An Explanation

It was really difficult figuring out a title for my blog. I wanted something humorous, creative, catchy, and witty, something representative of my whole experience abroad. I labored many minutes trying to think of something to call it, but none of my ideas really stuck. And then, late in the night before I was leaving, as I was gathering my last possessions and deciding what would stay and what would go, it all hit me. I have no idea what I'm doing; with my blog, with my travel, with anything. I have no agenda, no plan, no mission, no expectations. I don't even have that much money. I have a backpack, a couple adjustable plane tickets, a travel companion, an adventurous spirit and a curiosity to see the world as it is. So maybe sometime along the way, I'll be able to think of a way to label this thing that I'm doing. But maybe I won't be able to, and I'm totally ok with that...

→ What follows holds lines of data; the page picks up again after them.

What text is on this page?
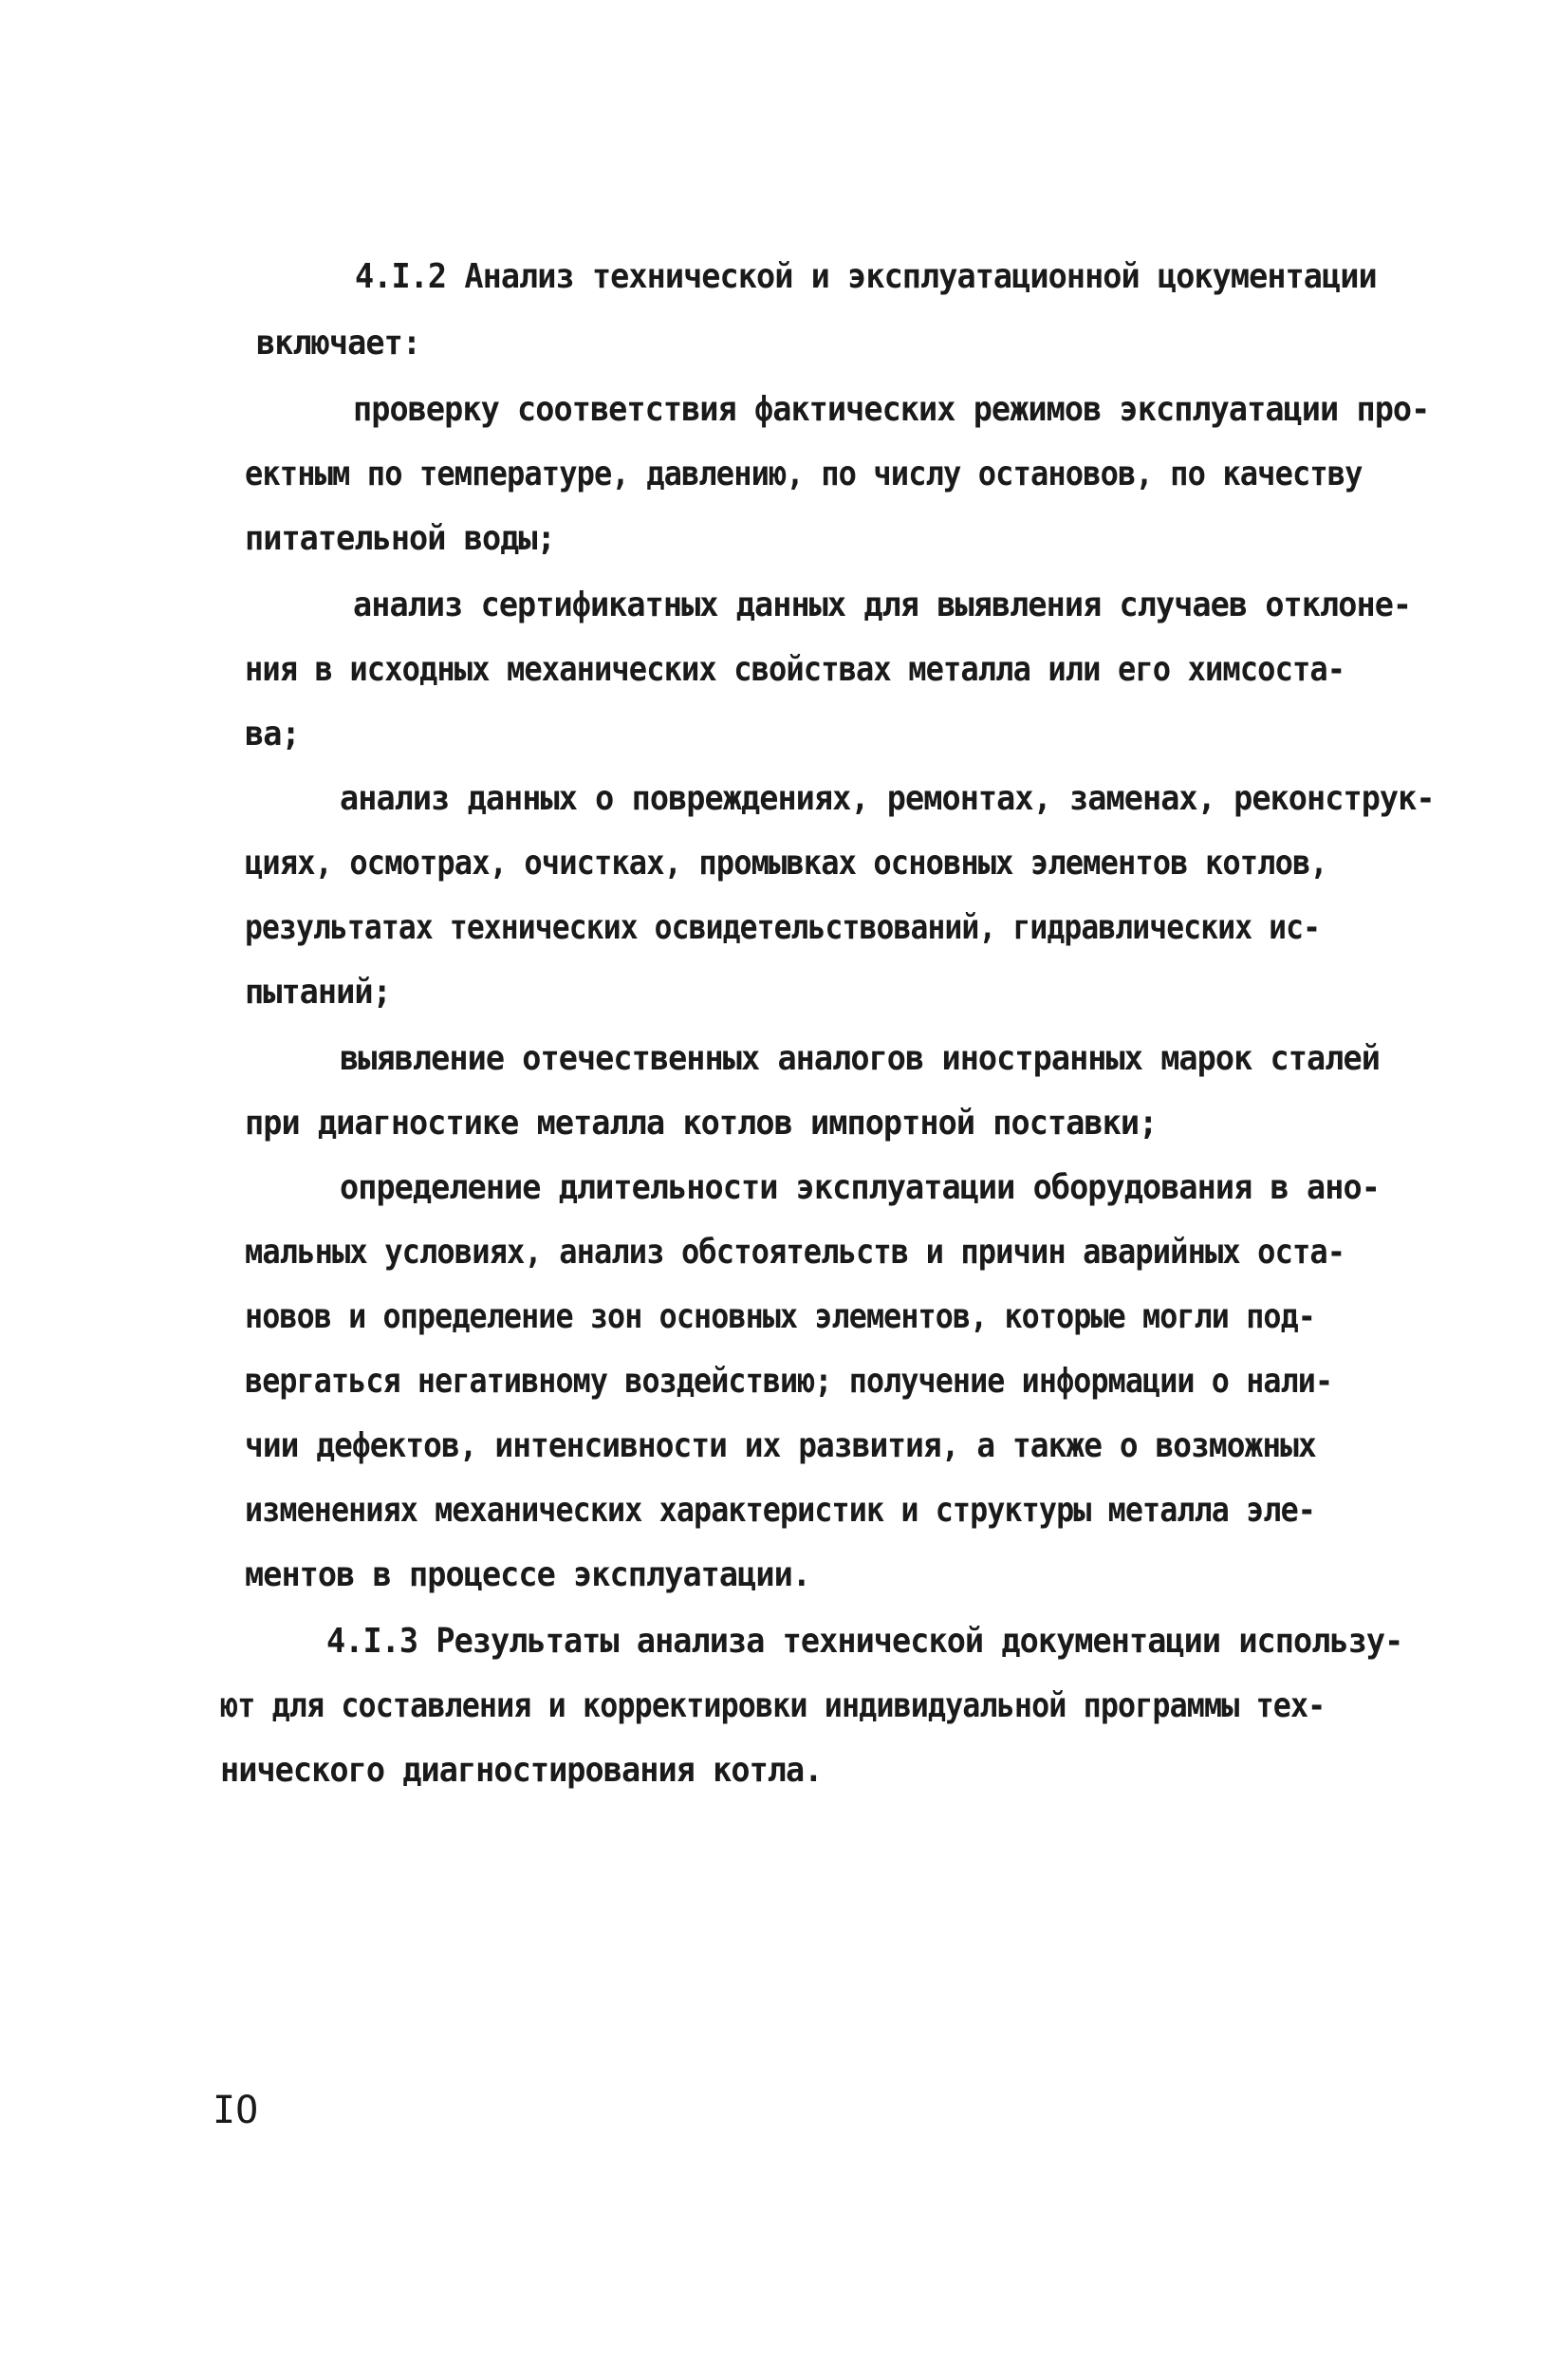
4.I.2 Анализ технической и эксплуатационной цокументации
включает:
проверку соответствия фактических режимов эксплуатации про-
ектным по температуре, давлению, по числу остановов, по качеству
питательной воды;
анализ сертификатных данных для выявления случаев отклоне-
ния в исходных механических свойствах металла или его химсоста-
ва;
анализ данных о повреждениях, ремонтах, заменах, реконструк-
циях, осмотрах, очистках, промывках основных элементов котлов,
результатах технических освидетельствований, гидравлических ис-
пытаний;
выявление отечественных аналогов иностранных марок сталей
при диагностике металла котлов импортной поставки;
определение длительности эксплуатации оборудования в ано-
мальных условиях, анализ обстоятельств и причин аварийных оста-
новов и определение зон основных элементов, которые могли под-
вергаться негативному воздействию; получение информации о нали-
чии дефектов, интенсивности их развития, а также о возможных
изменениях механических характеристик и структуры металла эле-
ментов в процессе эксплуатации.
4.I.3 Результаты анализа технической документации использу-
ют для составления и корректировки индивидуальной программы тех-
нического диагностирования котла.
IO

Thursday, November 13, 2008

The Nepali Way

My Grandma always says that in her next life, she wants to come back as one of my cats. Well, if you remember from one of my early blog posts, I decided that in my next life I want to come back as a Mongolian warrior. But after that life, which will probably not be too long because Mongolian warriors probably don't live to old ages because they fight a lot, I want to come back a Nepali sherpa or shopkeeper.
Nepal has to be one of the greatest places on earth. The tourists are trekkers, and rather than stores selling t-shirts, they sell good North Face and Arcteryx knockoffs. But before I talk about my first few days in Nepal, I'll give you a quick recap of what i was doing in Bangkok: shitting and feeling feverish.
That's right; I thought I had traveler's diarrhea several weeks ago, and it turns out, I probably did. But I never really got rid of it, and the 2 days I spent in Bangkok before flying to Kathmandu were miserable. We wandered aimlessly around Bangkok, going to one of the largest malls in Southeast Asia, and walking up and down the infamous Khao San Road, where fake IDs are sold on the street and drivers offer to take you to "ping pong show" (not table tennis) every step of the way, the whole time feeling more and more like I wanted to die. So I decided to throw in the towel; managing to make it back to my hotel before pulling a Sam. I slept a lot and starting taking my antibiotics, and although I was dreading my 4 hour flight the next day, everything turned out to be OK.
We arrived in Kathmandu the evening of the 11th. Sam and I decided against buying a Lonely Planet just for Nepal, so we had no idea of places to go except for what we heard was the backpacker's area, Thamel. As we exited airport security, we could hear the mobs of taxi drivers outside. More hassles just like Vietnam, I thought, as Sam and I prepared to fight off the swarms and find a non threatening yet non retarded looking driver. It was then that we were spotted by an airport taxi driver, a driver who is allowed into the airport to pull clients. We usually never go with these types of drivers out of principle, as they usually mark up their prices double because they are "official." But this driver was different- he was a comedic and sales genius. He lured us in with the most incredible persuasion skills, using excellent timing and rhetoric, knowing when to ease off, and appealing to our every emotion throughout the conversation. It was truly remarkable. We asked our new friend to take us to his company's hotel, something we would never do wilingly or unwillingly, also out of principle. But we wanted our new friend to recieve the commision, as he had accompanied us in our taxi with someone else driving. The whole time he told us funny stories about his life in Nepal, his claimed visits to Bangkok, his multiple girlfriends, his former job as a sherpa, his survival of yellow fever, and his part time job as a moderately succesful actor in Kathmandu (his day was spent shooting a sitcom, playing a playboy on a motorcycle). All these things may or may not be true, however, I have no doubts about his acting skills.
And this is the story of mostly everyone we came across in Kathmandu. Energetic, enthusiastic, outgoing, and very friendly. We stumbled across a shop selling yak wool coats, bought one each, and then struck up a conversation with the owner talking about yoga. The next morning, he picked us up at our hostel at 430 AM and took us to a 3 hour yoga class. The class was nothing like the Yoga I do at home; it was with mainly older people, and was a mix of light aerobics, stretching, breathing, and meditation exercises. It was excellent none the less, and at the end, we thanked our host and said farewell to a stranger, who for no reasons other than his good heart took us in and treated us like old friends.
Which brings me to the next reason behind my extreme admiration for the Nepalese, their hosting ability. Sam has a close family friend in Seattle who has an uncle or a cousin or something who lives with his family in Kathmandu. We decided to call up the friend, who we had been told would take us around. On the phone, Dixit sounded very friendly, and told us he would pick us up at 5 PM.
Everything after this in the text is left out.